Pocas frases habrán como esta -la condición humana-, que se han creado con tanta certeza y exactitud para describir, en 2 sencillas palabras, la aplastante magnitud de situaciones, acontecimientos y sentimientos de los que está empapada la existencia de todo ser humano. Las angustias y dolores, la felicidad y las alegrías, las enfermedades y agonías: todas ellas concluyendo en un común e inevitable destino. Nada impedirá vivirlas ni nadie quedará exento de atravesar este mundo de peripecias que, aunque impredecibles en el tiempo y espacio, son insalvables.
Y existe un lugar -quizá el más privilegiado de todos- donde se puede apreciar, con desnudez y límpida crudeza, la precariedad de esta nuestra humana existencia; ese lugar es, claro, el hospital. Allí, las escenas que se viven todos los dias con sus largas y siempre frías noches, no son como las que el engañoso Hollywood nos presenta en la TV diaria o en el cine. Obviamente, no. La sangre, el sufrimiento y, por cierto, la muerte, tienen en un hospital cuerpos, rostros y nombres propios y corresponden a una realidad tan brutal que cualquier intento por describirlas resultaría borroso y débil.

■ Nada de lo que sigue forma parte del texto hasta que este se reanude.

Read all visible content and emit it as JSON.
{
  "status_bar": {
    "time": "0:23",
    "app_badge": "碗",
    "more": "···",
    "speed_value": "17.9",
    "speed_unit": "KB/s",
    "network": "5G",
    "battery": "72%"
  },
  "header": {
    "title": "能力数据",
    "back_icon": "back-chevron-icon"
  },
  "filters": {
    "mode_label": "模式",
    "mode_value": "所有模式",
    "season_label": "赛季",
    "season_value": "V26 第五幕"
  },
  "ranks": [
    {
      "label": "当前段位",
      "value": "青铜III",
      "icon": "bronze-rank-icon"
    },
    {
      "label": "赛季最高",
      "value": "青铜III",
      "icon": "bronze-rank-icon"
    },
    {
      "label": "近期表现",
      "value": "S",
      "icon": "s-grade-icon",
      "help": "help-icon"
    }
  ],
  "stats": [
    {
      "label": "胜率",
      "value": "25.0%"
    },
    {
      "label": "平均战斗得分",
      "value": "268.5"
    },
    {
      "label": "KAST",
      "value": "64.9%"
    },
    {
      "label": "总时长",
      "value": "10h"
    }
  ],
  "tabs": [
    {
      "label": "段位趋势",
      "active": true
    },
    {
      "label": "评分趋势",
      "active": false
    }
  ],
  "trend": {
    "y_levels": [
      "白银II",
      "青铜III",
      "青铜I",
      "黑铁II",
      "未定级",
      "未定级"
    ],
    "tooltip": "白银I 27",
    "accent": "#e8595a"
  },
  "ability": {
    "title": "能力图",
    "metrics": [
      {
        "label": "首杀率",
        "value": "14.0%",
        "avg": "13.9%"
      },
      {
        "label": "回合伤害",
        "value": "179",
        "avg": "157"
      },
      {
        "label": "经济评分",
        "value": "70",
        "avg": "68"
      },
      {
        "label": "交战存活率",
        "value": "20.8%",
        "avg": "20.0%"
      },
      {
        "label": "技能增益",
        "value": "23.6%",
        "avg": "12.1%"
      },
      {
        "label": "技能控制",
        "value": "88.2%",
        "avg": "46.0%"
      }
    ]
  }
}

Días atrás -por desgraciada necesidad personal-, estuve durante largas y dolientes horas en la gran sala de emergencia de un hospital general de Lima. Allí, presencié imágenes y viví verdades que, en teoría, todos conocemos pero que, casi nunca, palpamos: modestas mujeres con sus sufrientes niños que ruegan atención y entre esos inacabables llantos y gemidos aparecen, se cruzan, se yuxtaponen, los cuerpitos con sus yesos y las suturas y la sangre por doquier. Pero también están los hombres viejos -son los otros grandes necesitados-, aplastados en camillas, con unas quejas casi mudas, con sus miradas perdidas y sus esperanzas nulas. Así llegan y así se van. Ví, también, la terrible presencia de la muerte; esta vez en el indefenso cuerpo de una niña ("la estamos resucitando", había mentido minutos antes la enfermera), y a sus jóvenes padres, traspasados de dolor, explotando en gritos tan profundos que no venían, seguro estoy, ni del fondo de sus almas o de sus entrañas sino de toda la humanidad doliente, de toda nuestra sufrida condición humana: "¡...que por qué, Señor, que su hijita no, que no, que no...!". En torno a ellos, gramos, apenas, de piedad en las miradas, toneladas de indolencia en la actitud. ¿Por qué sorprenderme?: los peruanos de hoy somos así. Aceptamos, torpe y borreguilmente, como si fueran natural e inevitables, la pobreza y la inequidad.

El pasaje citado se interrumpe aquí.